Mit Koeppen durch ein anderes Rom

Ich weiß nicht, wann ich dieses Buch zuerst las. Es gibt ja Leute, die sich sogar Lektürekarten anlegen, in denen genau steht, wann sie was warum so und so fanden. Ich lese „Der Tod in Rom“ jetzt zum gefühltermaßen siebten Mal, seit ich, vielleicht, achtzehn war. Der knappe Roman spielt im Rom der 1950er, größtenteils unter Deutschen, die dort in ganz unterschiedlicher Mission unterwegs sind. Wolfgang Koeppen bringt es fertig, einen dieses Rom schmecken zu lassen, das ewige, eine Mischung aus Marmorkühle und Abgasen und dem Fischgestank abendlicher Marktplätze, es ist ein Rom, das ich liebe, aber durch diese Stadt bewegt sich bei Koeppen ein breitschultriger Altnazi: der Tod in Rom.
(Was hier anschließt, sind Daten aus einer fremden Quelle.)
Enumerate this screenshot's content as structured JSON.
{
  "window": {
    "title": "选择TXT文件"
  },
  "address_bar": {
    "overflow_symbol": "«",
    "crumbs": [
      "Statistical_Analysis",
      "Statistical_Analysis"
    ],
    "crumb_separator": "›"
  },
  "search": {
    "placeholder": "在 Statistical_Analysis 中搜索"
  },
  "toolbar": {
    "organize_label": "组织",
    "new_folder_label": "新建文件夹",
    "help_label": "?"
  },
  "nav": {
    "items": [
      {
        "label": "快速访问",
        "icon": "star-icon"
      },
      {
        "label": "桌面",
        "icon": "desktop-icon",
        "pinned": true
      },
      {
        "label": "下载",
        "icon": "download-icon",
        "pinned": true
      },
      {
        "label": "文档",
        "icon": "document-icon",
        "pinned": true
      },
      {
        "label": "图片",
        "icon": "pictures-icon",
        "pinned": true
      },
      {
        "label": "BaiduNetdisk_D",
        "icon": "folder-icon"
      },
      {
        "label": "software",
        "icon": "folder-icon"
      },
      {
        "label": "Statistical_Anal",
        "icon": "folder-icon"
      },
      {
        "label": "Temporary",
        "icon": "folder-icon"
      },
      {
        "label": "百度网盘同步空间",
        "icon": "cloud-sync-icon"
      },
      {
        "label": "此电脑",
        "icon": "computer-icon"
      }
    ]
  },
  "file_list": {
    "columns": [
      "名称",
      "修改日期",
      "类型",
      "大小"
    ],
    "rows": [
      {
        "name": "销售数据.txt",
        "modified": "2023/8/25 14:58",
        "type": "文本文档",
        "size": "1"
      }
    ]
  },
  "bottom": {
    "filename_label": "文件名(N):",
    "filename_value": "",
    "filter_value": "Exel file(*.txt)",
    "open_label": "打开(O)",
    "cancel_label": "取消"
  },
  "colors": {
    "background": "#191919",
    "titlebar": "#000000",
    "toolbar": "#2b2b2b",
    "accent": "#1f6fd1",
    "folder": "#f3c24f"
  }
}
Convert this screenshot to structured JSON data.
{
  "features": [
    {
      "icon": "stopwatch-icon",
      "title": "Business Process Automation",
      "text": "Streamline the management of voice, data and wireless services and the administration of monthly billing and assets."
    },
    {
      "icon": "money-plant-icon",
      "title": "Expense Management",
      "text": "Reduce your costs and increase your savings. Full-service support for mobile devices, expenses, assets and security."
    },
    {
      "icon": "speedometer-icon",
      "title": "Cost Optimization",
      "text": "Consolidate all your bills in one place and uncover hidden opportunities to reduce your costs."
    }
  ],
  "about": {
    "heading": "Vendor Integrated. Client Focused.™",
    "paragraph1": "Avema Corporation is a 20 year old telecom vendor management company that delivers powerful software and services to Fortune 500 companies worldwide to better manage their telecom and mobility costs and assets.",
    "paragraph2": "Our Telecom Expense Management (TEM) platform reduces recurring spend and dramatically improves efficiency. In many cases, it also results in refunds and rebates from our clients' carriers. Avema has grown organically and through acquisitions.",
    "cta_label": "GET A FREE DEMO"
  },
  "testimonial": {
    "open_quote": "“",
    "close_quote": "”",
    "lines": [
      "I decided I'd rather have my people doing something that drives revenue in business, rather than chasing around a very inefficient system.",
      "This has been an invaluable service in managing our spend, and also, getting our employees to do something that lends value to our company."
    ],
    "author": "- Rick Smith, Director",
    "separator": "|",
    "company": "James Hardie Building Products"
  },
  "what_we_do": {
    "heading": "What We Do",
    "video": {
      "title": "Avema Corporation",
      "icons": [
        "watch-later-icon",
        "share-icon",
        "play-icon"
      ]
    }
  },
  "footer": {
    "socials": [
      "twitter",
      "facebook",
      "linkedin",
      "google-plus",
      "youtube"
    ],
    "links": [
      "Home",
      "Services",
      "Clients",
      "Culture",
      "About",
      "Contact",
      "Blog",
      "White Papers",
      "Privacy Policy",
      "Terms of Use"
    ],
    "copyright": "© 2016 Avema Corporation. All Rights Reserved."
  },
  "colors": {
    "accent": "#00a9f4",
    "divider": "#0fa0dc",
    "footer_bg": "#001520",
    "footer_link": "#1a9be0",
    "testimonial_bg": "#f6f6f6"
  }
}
Er heißt Judejahn, war ein hohes und brutales Tier und ist es immer noch, nun in Diensten obskurer Araber, für die er Waffen besorgt. In Deutschland ist er angeklagt, aus Deutschland sind seine opportunistischen Verwandten auf Urlaub gekommen, einst braun, nun reingewaschen, ängstlich überascht, den düsteren Schwager hier zu treffen. Damit nicht genug, es schleicht auch noch sein zum Priester verkeuschter Sohn namens Adolf durch die Stadt und der zum schwulen Komponisten mißratene Sproß des urlaubenden Bürgermeisters Pfaffrath, Siegfried, der sich von seiner Familie losgesagt hat und zu deren Erstaunen hier eine prominent besetzte Uraufführung seiner Musik bekommt.

Diese Anballung konflikttauglicher Personen (es sind noch nicht mal alle!) ist fast unglaubwürdig und doch gar nicht, denn Koeppen verbindet alles in musikalischer, einfühlender, nie festklebender Sprache, das Sprachnetz schwingt bunt und römisch und bringt dabei lauter Abgründe zum Vorschein, auch so etwas wie eine zeitlose, von Göttern zu belachende Komik der Abgründe. Die Sprache kann auch ganz hart und kellerstufig werden, präzise ist sie immer, bedrängend nie, man kann in ihr leben, möchte man sogar. Und kommt dabei nicht nur dem Komponisten sehr nah, dem selbstzweifelnden Ich, sondern auch einem anderen Menschen: dem Nazi, der noch einmal töten und sterben wird.

So alt ist er nicht. Sechzig vielleicht, rüstig, ein geiler Bock auch, der einer Kellnerin nachstellt, aber eben doch jenseits des Gipfels, in (da vielleicht gar nicht so irrer) Hoffnung auf ein Viertes Reich. Gewissermaßen passiert ihm das Schlimmste, das so ein Typ sich denken kann, der stolz ist, über Leichen gehen zu können: Er erweckt Mitgefühl! Wir wissen besser, dass er hinüber ist, als er. Man freut sich sogar, wenn er, die Großratte, zwei schräge Söldner zusammenstaucht, deutsche Massenmitmörder im Exil, die ihm ans Leder wollen. Mit einer Klarheit, die an Sartres „Kindheit eines Chefs“ denken lässt, öffnet Koeppen diesen Mörder, in dem ein unsicherer kleiner Junge steckt, Gottlieb.

Es ist eine Zwischenwelt, auf die Koeppen blickt, eine Transitzone der Geschichte, nicht vermessbar, zu erkennen nur in so behauptungsfreier Sprache. Thomas Mann, auf dessen Novelle „Der Tod in Venedig“ nicht nur Koeppens Titel sich bezieht – sein Judejahn als negativer Aschenbach, sein junger Komponist als Mann auf der Suche auch nach dem homoerotischen Eros – ist dagegen ein Monstrum der Behauptungssprache, des Geschichtlichmachens. Ihn lässt Koeppen weit hinter sich, in einer Freiheit, die selten und beglückend ist. Also, wenn Sie noch was für den Sommer brauchen… man kann das Buch sogar in Rom lesen und vorm Pantheon ein Bier dazu trinken. Das hält es alles aus.